Habitarium likely would have been a very good thing for Neopets if the content had continued and the NP payouts were less extreme. Two things could have been used to reduce the inflationary problem which Habitarium posed. Firstly the NP payout of the gems at level 50 could have been cut by a factor of 10; this would have let the daily payout be more of the level of a normal game or Key Quest. The second option would be to replace the NP rewards from gems with items from a pool in much the same way Key Quest pays out. Both of these options would have dramatically decreased the negative inflationary effect on the economy, but also would have had another side effect. After the initial rush on items had ended or after reaching level 50, people would no longer play Habitarium anymore. People only play it for the payout, so without it very few would remain. Ironically this leads back to TNT's original reason for closing Habitarium, that it isn't worth transferring over. In its current state it causes more harm than good and if fixed no one would play it, so why would they bring it over exactly?

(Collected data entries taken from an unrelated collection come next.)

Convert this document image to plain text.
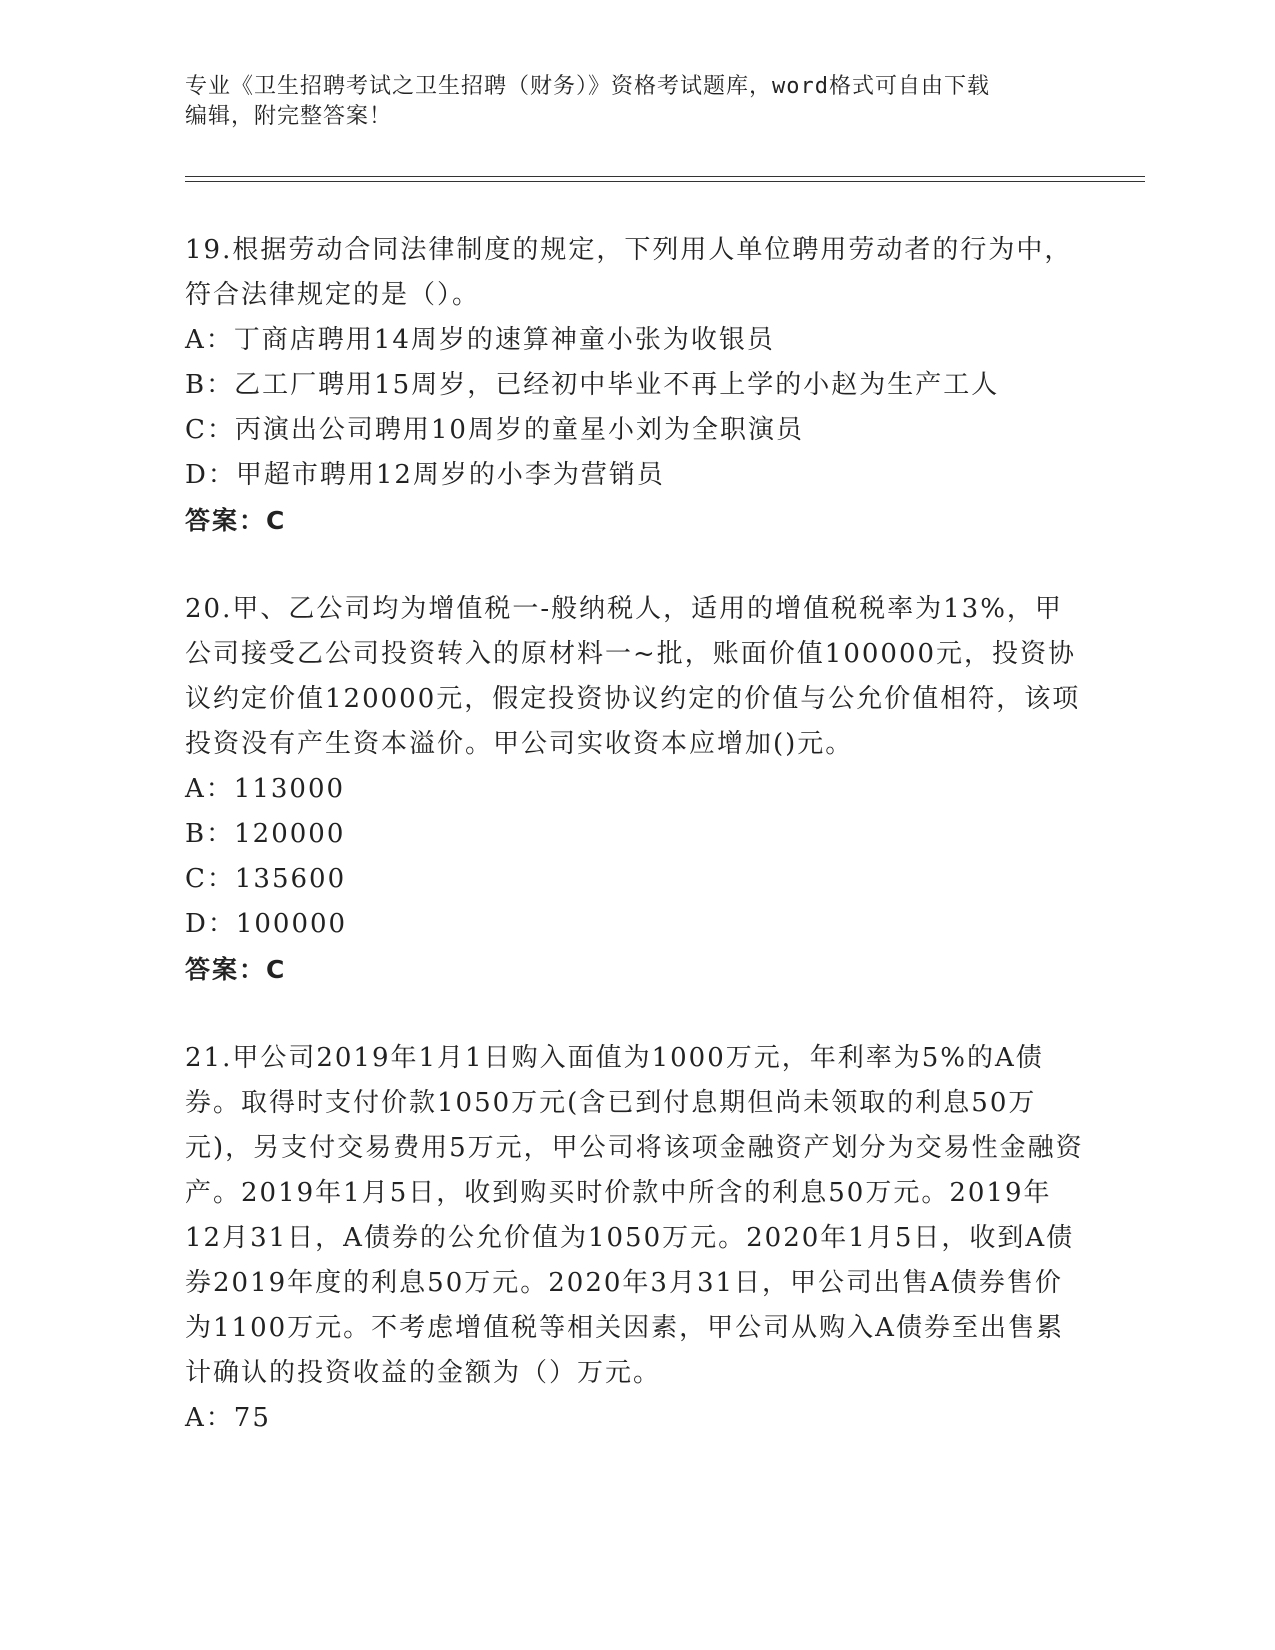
专业《卫生招聘考试之卫生招聘（财务）》资格考试题库，word格式可自由下载
编辑，附完整答案！
19.根据劳动合同法律制度的规定，下列用人单位聘用劳动者的行为中，符合法律规定的是（）。
A：丁商店聘用14周岁的速算神童小张为收银员
B：乙工厂聘用15周岁，已经初中毕业不再上学的小赵为生产工人
C：丙演出公司聘用10周岁的童星小刘为全职演员
D：甲超市聘用12周岁的小李为营销员
答案：C
20.甲、乙公司均为增值税一-般纳税人，适用的增值税税率为13%，甲公司接受乙公司投资转入的原材料一~批，账面价值100000元，投资协议约定价值120000元，假定投资协议约定的价值与公允价值相符，该项投资没有产生资本溢价。甲公司实收资本应增加()元。
A：113000
B：120000
C：135600
D：100000
答案：C
21.甲公司2019年1月1日购入面值为1000万元，年利率为5%的A债券。取得时支付价款1050万元(含已到付息期但尚未领取的利息50万元)，另支付交易费用5万元，甲公司将该项金融资产划分为交易性金融资产。2019年1月5日，收到购买时价款中所含的利息50万元。2019年12月31日，A债券的公允价值为1050万元。2020年1月5日，收到A债券2019年度的利息50万元。2020年3月31日，甲公司出售A债券售价为1100万元。不考虑增值税等相关因素，甲公司从购入A债券至出售累计确认的投资收益的金额为（）万元。
A：75
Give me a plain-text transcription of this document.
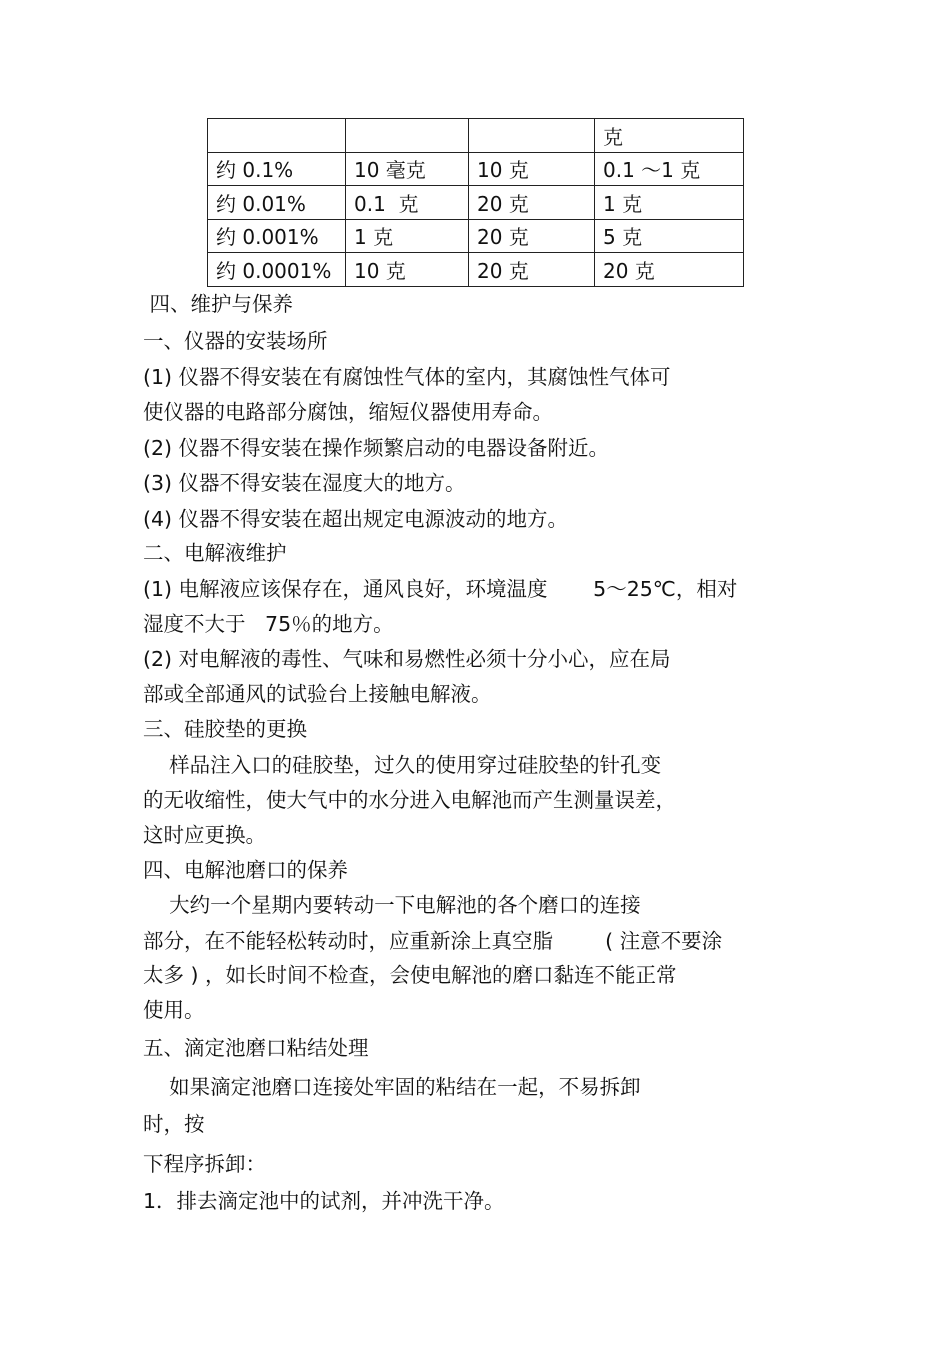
			克
约 0.1%	10 毫克	10 克	0.1 ～1 克
约 0.01%	0.1  克	20 克	1 克
约 0.001%	1 克	20 克	5 克
约 0.0001%	10 克	20 克	20 克
四、维护与保养
一、仪器的安装场所
(1) 仪器不得安装在有腐蚀性气体的室内，其腐蚀性气体可
使仪器的电路部分腐蚀，缩短仪器使用寿命。
(2) 仪器不得安装在操作频繁启动的电器设备附近。
(3) 仪器不得安装在湿度大的地方。
(4) 仪器不得安装在超出规定电源波动的地方。
二、电解液维护
(1) 电解液应该保存在，通风良好，环境温度       5～25℃，相对
湿度不大于   75％的地方。
(2) 对电解液的毒性、气味和易燃性必须十分小心，应在局
部或全部通风的试验台上接触电解液。
三、硅胶垫的更换
样品注入口的硅胶垫，过久的使用穿过硅胶垫的针孔变
的无收缩性，使大气中的水分进入电解池而产生测量误差，
这时应更换。
四、电解池磨口的保养
大约一个星期内要转动一下电解池的各个磨口的连接
部分，在不能轻松转动时，应重新涂上真空脂        ( 注意不要涂
太多 ) ，如长时间不检查，会使电解池的磨口黏连不能正常
使用。
五、滴定池磨口粘结处理
如果滴定池磨口连接处牢固的粘结在一起，不易拆卸
时，按
下程序拆卸：
1．排去滴定池中的试剂，并冲洗干净。
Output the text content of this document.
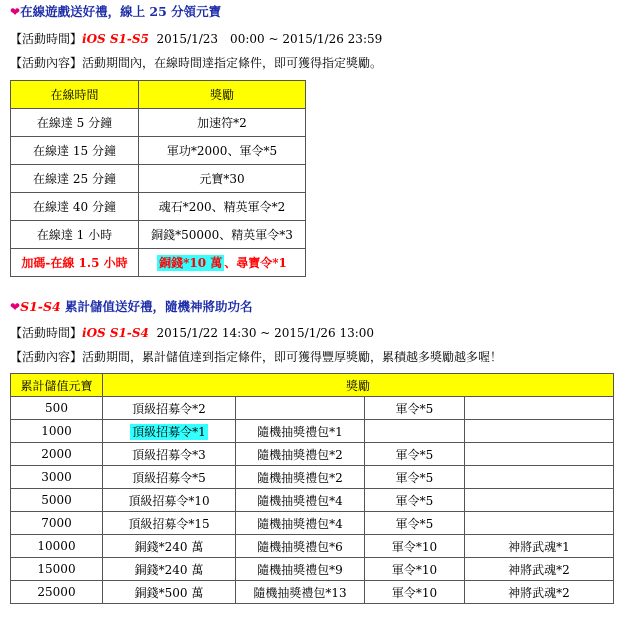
❤在線遊戲送好禮，線上 25 分領元寶
【活動時間】iOS S1-S5 2015/1/23　00:00 ~ 2015/1/26 23:59
【活動內容】活動期間內，在線時間達指定條件，即可獲得指定獎勵。
在線時間	獎勵
在線達 5 分鐘	加速符*2
在線達 15 分鐘	軍功*2000、軍令*5
在線達 25 分鐘	元寶*30
在線達 40 分鐘	魂石*200、精英軍令*2
在線達 1 小時	銅錢*50000、精英軍令*3
加碼-在線 1.5 小時	銅錢*10 萬 、尋寶令*1
❤S1-S4 累計儲值送好禮，隨機神將助功名
【活動時間】iOS S1-S4 2015/1/22 14:30 ~ 2015/1/26 13:00
【活動內容】活動期間，累計儲值達到指定條件，即可獲得豐厚獎勵，累積越多獎勵越多喔！
累計儲值元寶	獎勵			
500	頂級招募令*2		軍令*5	
1000	頂級招募令*1	隨機抽獎禮包*1		
2000	頂級招募令*3	隨機抽獎禮包*2	軍令*5	
3000	頂級招募令*5	隨機抽獎禮包*2	軍令*5	
5000	頂級招募令*10	隨機抽獎禮包*4	軍令*5	
7000	頂級招募令*15	隨機抽獎禮包*4	軍令*5	
10000	銅錢*240 萬	隨機抽獎禮包*6	軍令*10	神將武魂*1
15000	銅錢*240 萬	隨機抽獎禮包*9	軍令*10	神將武魂*2
25000	銅錢*500 萬	隨機抽獎禮包*13	軍令*10	神將武魂*2
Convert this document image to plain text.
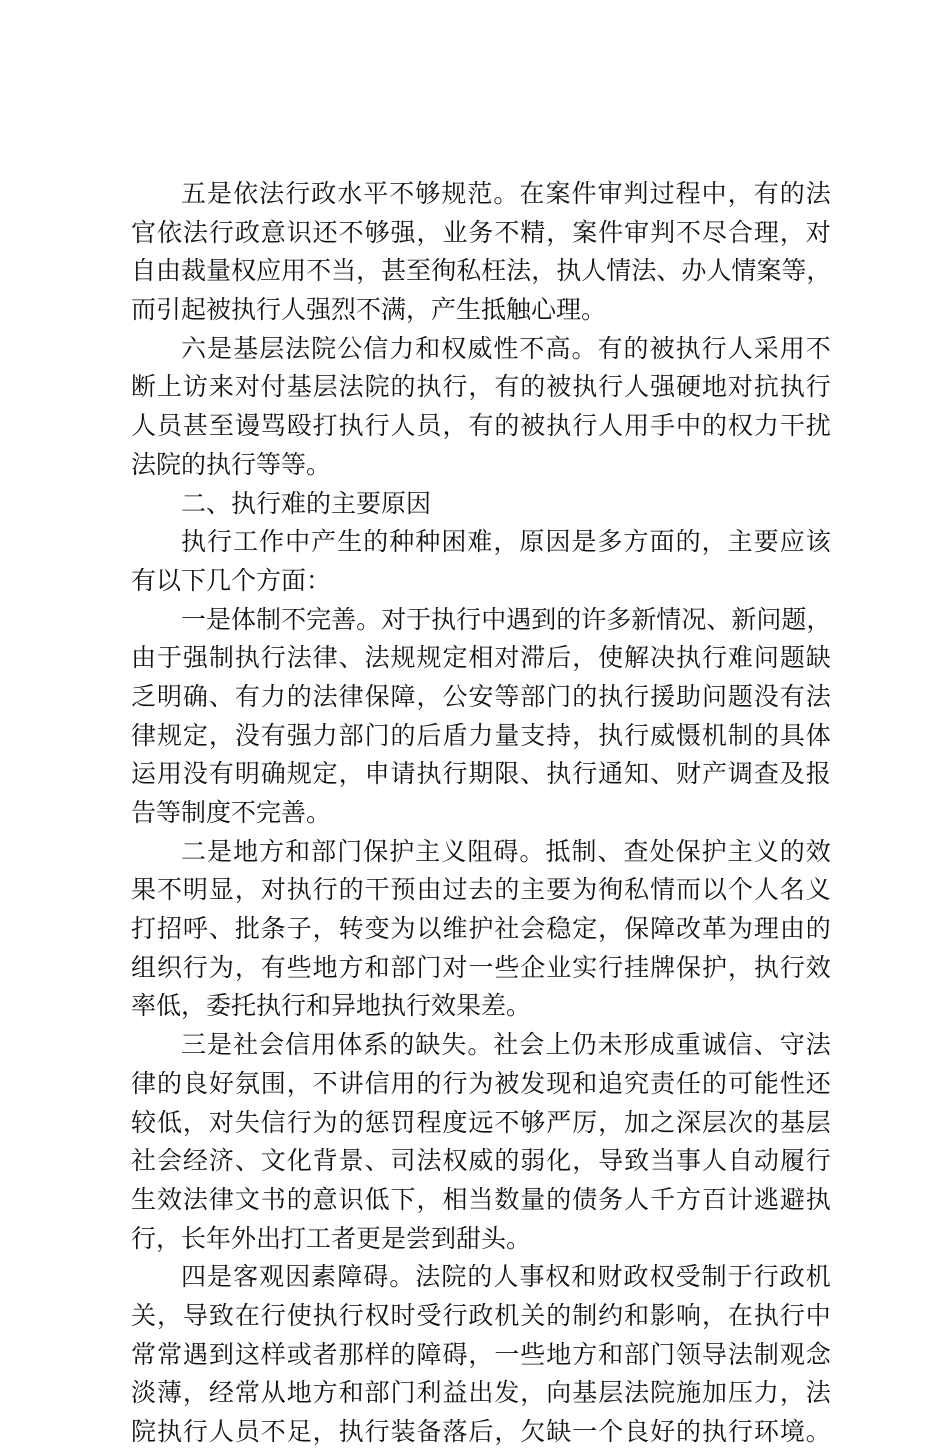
五 是 依 法 行 政 水 平 不 够 规 范 。 在 案 件 审 判 过 程 中 ， 有 的 法
官 依 法 行 政 意 识 还 不 够 强 ， 业 务 不 精 ， 案 件 审 判 不 尽 合 理 ， 对
自 由 裁 量 权 应 用 不 当 ， 甚 至 徇 私 枉 法 ， 执 人 情 法 、 办 人 情 案 等 ，
而引起被执行人强烈不满，产生抵触心理。
六 是 基 层 法 院 公 信 力 和 权 威 性 不 高 。 有 的 被 执 行 人 采 用 不
断 上 访 来 对 付 基 层 法 院 的 执 行 ， 有 的 被 执 行 人 强 硬 地 对 抗 执 行
人 员 甚 至 谩 骂 殴 打 执 行 人 员 ， 有 的 被 执 行 人 用 手 中 的 权 力 干 扰
法院的执行等等。
二、执行难的主要原因
执 行 工 作 中 产 生 的 种 种 困 难 ， 原 因 是 多 方 面 的 ， 主 要 应 该
有以下几个方面：
一 是 体 制 不 完 善 。 对 于 执 行 中 遇 到 的 许 多 新 情 况 、 新 问 题 ，
由 于 强 制 执 行 法 律 、 法 规 规 定 相 对 滞 后 ， 使 解 决 执 行 难 问 题 缺
乏 明 确 、 有 力 的 法 律 保 障 ， 公 安 等 部 门 的 执 行 援 助 问 题 没 有 法
律 规 定 ， 没 有 强 力 部 门 的 后 盾 力 量 支 持 ， 执 行 威 慑 机 制 的 具 体
运 用 没 有 明 确 规 定 ， 申 请 执 行 期 限 、 执 行 通 知 、 财 产 调 查 及 报
告等制度不完善。
二 是 地 方 和 部 门 保 护 主 义 阻 碍 。 抵 制 、 查 处 保 护 主 义 的 效
果 不 明 显 ， 对 执 行 的 干 预 由 过 去 的 主 要 为 徇 私 情 而 以 个 人 名 义
打 招 呼 、 批 条 子 ， 转 变 为 以 维 护 社 会 稳 定 ， 保 障 改 革 为 理 由 的
组 织 行 为 ， 有 些 地 方 和 部 门 对 一 些 企 业 实 行 挂 牌 保 护 ， 执 行 效
率低，委托执行和异地执行效果差。
三 是 社 会 信 用 体 系 的 缺 失 。 社 会 上 仍 未 形 成 重 诚 信 、 守 法
律 的 良 好 氛 围 ， 不 讲 信 用 的 行 为 被 发 现 和 追 究 责 任 的 可 能 性 还
较 低 ， 对 失 信 行 为 的 惩 罚 程 度 远 不 够 严 厉 ， 加 之 深 层 次 的 基 层
社 会 经 济 、 文 化 背 景 、 司 法 权 威 的 弱 化 ， 导 致 当 事 人 自 动 履 行
生 效 法 律 文 书 的 意 识 低 下 ， 相 当 数 量 的 债 务 人 千 方 百 计 逃 避 执
行，长年外出打工者更是尝到甜头。
四 是 客 观 因 素 障 碍 。 法 院 的 人 事 权 和 财 政 权 受 制 于 行 政 机
关 ， 导 致 在 行 使 执 行 权 时 受 行 政 机 关 的 制 约 和 影 响 ， 在 执 行 中
常 常 遇 到 这 样 或 者 那 样 的 障 碍 ， 一 些 地 方 和 部 门 领 导 法 制 观 念
淡 薄 ， 经 常 从 地 方 和 部 门 利 益 出 发 ， 向 基 层 法 院 施 加 压 力 ， 法
院 执 行 人 员 不 足 ， 执 行 装 备 落 后 ， 欠 缺 一 个 良 好 的 执 行 环 境 。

TNT is trying hard to deal with the inflation through giveaways, which while it is a perfectly reasonable strategy risks killing the economy even further if it is used too much. Closing Habitarium would mean closing one of the worst inflation causing problems on Neopets today and if it was combined with a good NP sink could be an amazing way to help stifle inflation. While you may be lamenting the loss of your bottomless neopoint supply, the problem is so is everyone else. If everyone has access to it then all it does is causes a major disadvantage to new players and players who cannot play Habitarium for some reason. By closing the hole over time we should see lower prices across the board.